- Ay, ışığını saçar, köpek de havlar durur. Herkes, yaradılışına göre bir hizmette bulunur.
- مه فشاند نور و سگ عو عو کند ** هر کسی بر خلقت خود میتند
- Takdir herkese bir hizmet vermiş, herkesi bir işe lâyık görüp iptilâya salmıştır. 15
- هر کسی را خدمتی داده قضا ** در خور آن گوهرش در ابتلا
- Ay der ki: Köpek, o pis sesini bırakmıyorsa ben ayım, gidişimi nasıl bırakırım ki?
- چونک نگذارد سگ آن نعرهی سقم ** من مهم سیران خود را چون هلم
- Sirke, sirkeliğini artırdıkça şekerin artması gerek.
- چونک سرکه سرکگی افزون کند ** پس شکر را واجب افزونی بود
- Kahır, sirkedir, lütuf da bala benzer. Sirkengübinin temeli, bu ikisidir.
- قهر سرکه لطف همچون انگبین ** کین دو باشد رکن هر اسکنجبین
- Bal, sirkeden az oldu mu sirkengübin, iyi olmaz.
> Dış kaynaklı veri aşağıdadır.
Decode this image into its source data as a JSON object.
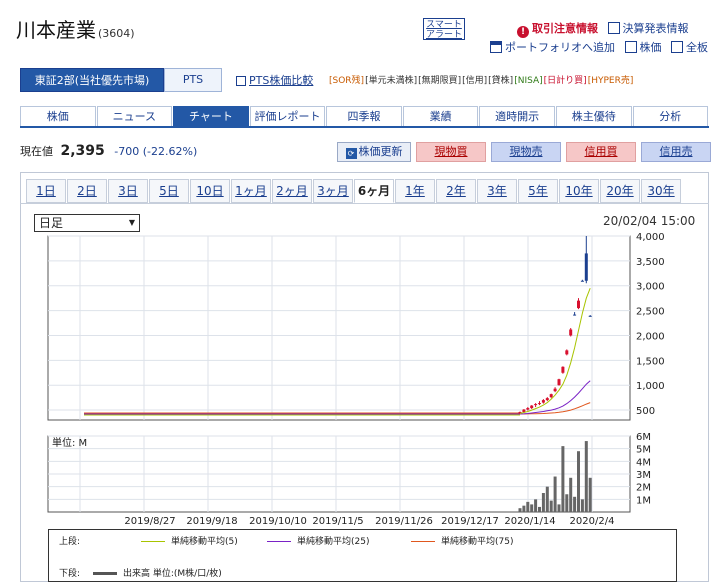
{
  "header": {
    "company": "川本産業",
    "code": "(3604)",
    "smart_alert": "スマート\nアラート",
    "links": {
      "warning": "取引注意情報",
      "earnings": "決算発表情報",
      "portfolio": "ポートフォリオへ追加",
      "stock_price": "株価",
      "full_board": "全板"
    }
  },
  "market": {
    "primary_tab": "東証2部(当社優先市場)",
    "pts_tab": "PTS",
    "pts_compare": "PTS株価比較",
    "tags": [
      "[SOR残]",
      "[単元未満株]",
      "[無期限買]",
      "[信用]",
      "[貸株]",
      "[NISA]",
      "[日計り買]",
      "[HYPER売]"
    ]
  },
  "nav": {
    "tabs": [
      "株価",
      "ニュース",
      "チャート",
      "評価レポート",
      "四季報",
      "業績",
      "適時開示",
      "株主優待",
      "分析"
    ],
    "active_index": 2
  },
  "quote": {
    "label": "現在値",
    "price": "2,395",
    "change": "-700 (-22.62%)"
  },
  "actions": {
    "refresh": "株価更新",
    "cash_buy": "現物買",
    "cash_sell": "現物売",
    "margin_buy": "信用買",
    "margin_sell": "信用売"
  },
  "periods": {
    "items": [
      "1日",
      "2日",
      "3日",
      "5日",
      "10日",
      "1ヶ月",
      "2ヶ月",
      "3ヶ月",
      "6ヶ月",
      "1年",
      "2年",
      "3年",
      "5年",
      "10年",
      "20年",
      "30年"
    ],
    "active_index": 8
  },
  "chart_controls": {
    "interval": "日足",
    "timestamp": "20/02/04 15:00"
  },
  "chart_data": {
    "type": "candlestick",
    "price_axis": {
      "ticks": [
        500,
        1000,
        1500,
        2000,
        2500,
        3000,
        3500,
        4000
      ],
      "tick_labels": [
        "500",
        "1,000",
        "1,500",
        "2,000",
        "2,500",
        "3,000",
        "3,500",
        "4,000"
      ],
      "ylim": [
        300,
        4000
      ]
    },
    "volume_axis": {
      "unit_label": "単位: M",
      "ticks": [
        1,
        2,
        3,
        4,
        5,
        6
      ],
      "tick_labels": [
        "1M",
        "2M",
        "3M",
        "4M",
        "5M",
        "6M"
      ],
      "ylim": [
        0,
        6
      ]
    },
    "x_tick_labels": [
      "2019/8/27",
      "2019/9/18",
      "2019/10/10",
      "2019/11/5",
      "2019/11/26",
      "2019/12/17",
      "2020/1/14",
      "2020/2/4"
    ],
    "grid": true,
    "baseline": 420,
    "recent_candles": [
      {
        "o": 430,
        "h": 470,
        "l": 420,
        "c": 460,
        "up": true
      },
      {
        "o": 460,
        "h": 520,
        "l": 450,
        "c": 510,
        "up": true
      },
      {
        "o": 510,
        "h": 560,
        "l": 490,
        "c": 540,
        "up": true
      },
      {
        "o": 540,
        "h": 600,
        "l": 520,
        "c": 590,
        "up": true
      },
      {
        "o": 600,
        "h": 640,
        "l": 560,
        "c": 620,
        "up": true
      },
      {
        "o": 620,
        "h": 680,
        "l": 600,
        "c": 640,
        "up": true
      },
      {
        "o": 650,
        "h": 720,
        "l": 630,
        "c": 700,
        "up": true
      },
      {
        "o": 700,
        "h": 760,
        "l": 680,
        "c": 740,
        "up": true
      },
      {
        "o": 760,
        "h": 830,
        "l": 740,
        "c": 820,
        "up": true
      },
      {
        "o": 880,
        "h": 960,
        "l": 860,
        "c": 930,
        "up": true
      },
      {
        "o": 1000,
        "h": 1130,
        "l": 990,
        "c": 1120,
        "up": true
      },
      {
        "o": 1250,
        "h": 1380,
        "l": 1230,
        "c": 1370,
        "up": true
      },
      {
        "o": 1620,
        "h": 1720,
        "l": 1600,
        "c": 1700,
        "up": true
      },
      {
        "o": 2000,
        "h": 2150,
        "l": 1980,
        "c": 2120,
        "up": true
      },
      {
        "o": 2420,
        "h": 2470,
        "l": 2400,
        "c": 2420,
        "up": false
      },
      {
        "o": 2550,
        "h": 2750,
        "l": 2530,
        "c": 2700,
        "up": true
      },
      {
        "o": 3100,
        "h": 3120,
        "l": 3090,
        "c": 3100,
        "up": false
      },
      {
        "o": 3650,
        "h": 4000,
        "l": 3050,
        "c": 3100,
        "up": false
      },
      {
        "o": 2395,
        "h": 2410,
        "l": 2380,
        "c": 2395,
        "up": false
      }
    ],
    "recent_volume": [
      0.3,
      0.5,
      0.8,
      0.6,
      1.0,
      0.4,
      1.5,
      2.0,
      0.9,
      2.8,
      0.6,
      5.2,
      1.4,
      2.7,
      1.2,
      4.8,
      1.0,
      5.6,
      2.7
    ],
    "series": [
      {
        "name": "単純移動平均(5)",
        "color": "#a8c400"
      },
      {
        "name": "単純移動平均(25)",
        "color": "#7a22c6"
      },
      {
        "name": "単純移動平均(75)",
        "color": "#e0571e"
      }
    ],
    "volume_series": {
      "name": "出来高 単位:(M株/口/枚)",
      "color": "#555555"
    }
  },
  "legend": {
    "upper_label": "上段:",
    "lower_label": "下段:"
  }
}
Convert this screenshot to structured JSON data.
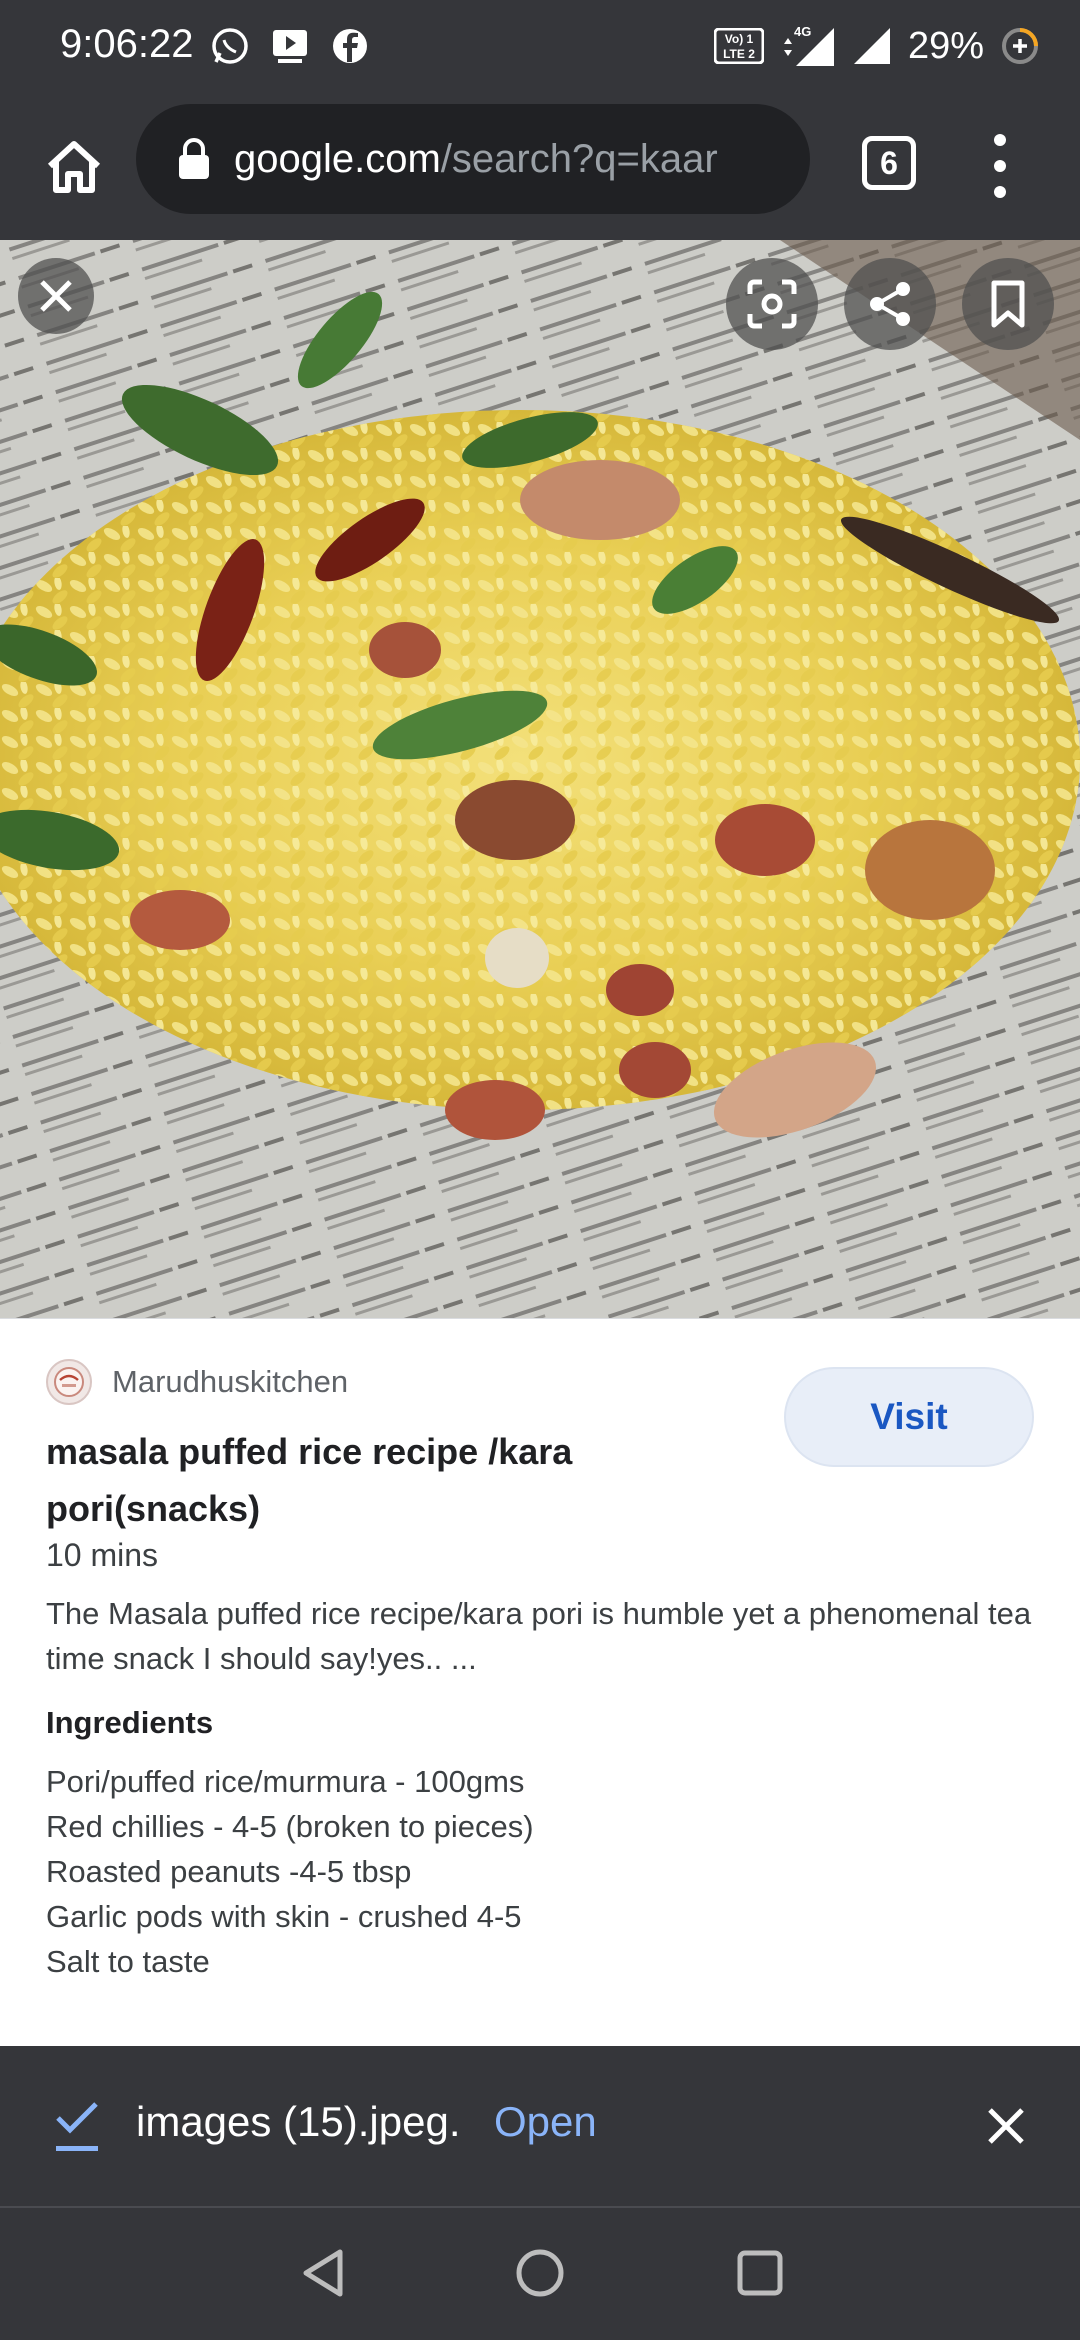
{
  "status_bar": {
    "time": "9:06:22",
    "battery_percent": "29%",
    "network_label": "4G",
    "volte_label": "Vo) 1\nLTE 2",
    "notification_icons": [
      "whatsapp-icon",
      "video-icon",
      "facebook-icon"
    ]
  },
  "browser": {
    "url_domain": "google.com",
    "url_path": "/search?q=kaar",
    "tab_count": "6"
  },
  "result": {
    "source_name": "Marudhuskitchen",
    "visit_label": "Visit",
    "title": "masala puffed rice recipe /kara pori(snacks)",
    "time": "10 mins",
    "description": "The Masala puffed rice recipe/kara pori is humble yet a phenomenal tea time snack I should say!yes.. ...",
    "ingredients_heading": "Ingredients",
    "ingredients": [
      "Pori/puffed rice/murmura - 100gms",
      "Red chillies - 4-5 (broken to pieces)",
      "Roasted peanuts -4-5 tbsp",
      "Garlic pods with skin - crushed 4-5",
      "Salt to taste"
    ]
  },
  "download_bar": {
    "filename": "images (15).jpeg.",
    "open_label": "Open"
  },
  "colors": {
    "chrome_dark": "#35363a",
    "url_bar": "#202124",
    "link_blue": "#8ab4f8",
    "visit_text": "#1a57c2",
    "visit_bg": "#e8eef8"
  }
}
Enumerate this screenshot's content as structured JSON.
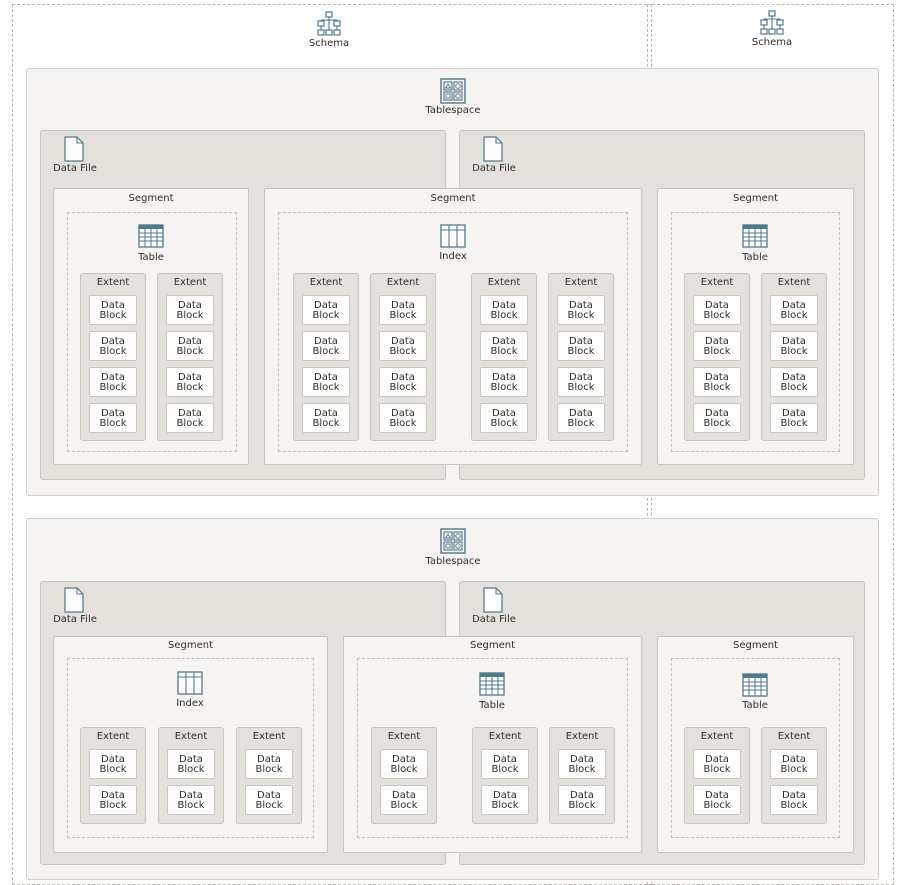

- انگبین گر پای کم آرد ز خل ** آیند آن اسکنجبین اندر خلل
- Nuh’un kavmi de, ona sirke döküp duruyorlardı, fakat Allah’nın lütuf ve ihsan denizi ona daha fazla şeker dökmekteydi. 20
- قوم بر وی سرکهها میریختند ** نوح را دریا فزون میریخت قند
- Onun şekerine cömertlik denizinden yardım edilmekte idi de o yüzden âlem halkının sirkesinden fazlaydı onun şekeri.
- قند او را بد مدد از بحر جود ** پس ز سرکهی اهل عالم میفزود
- Tek bir kişi ama bine bedel... Kimdir o? Allah velisi. Hattâ o yüce Allah kulu, yüzlerce zamanın tek eridir.
- واحد کالالف کی بود آن ولی ** بلک صد قرنست آن عبدالعلی
- Denize bir yol bulmuş olan küpün önünde ırmaklar bile diz çöker.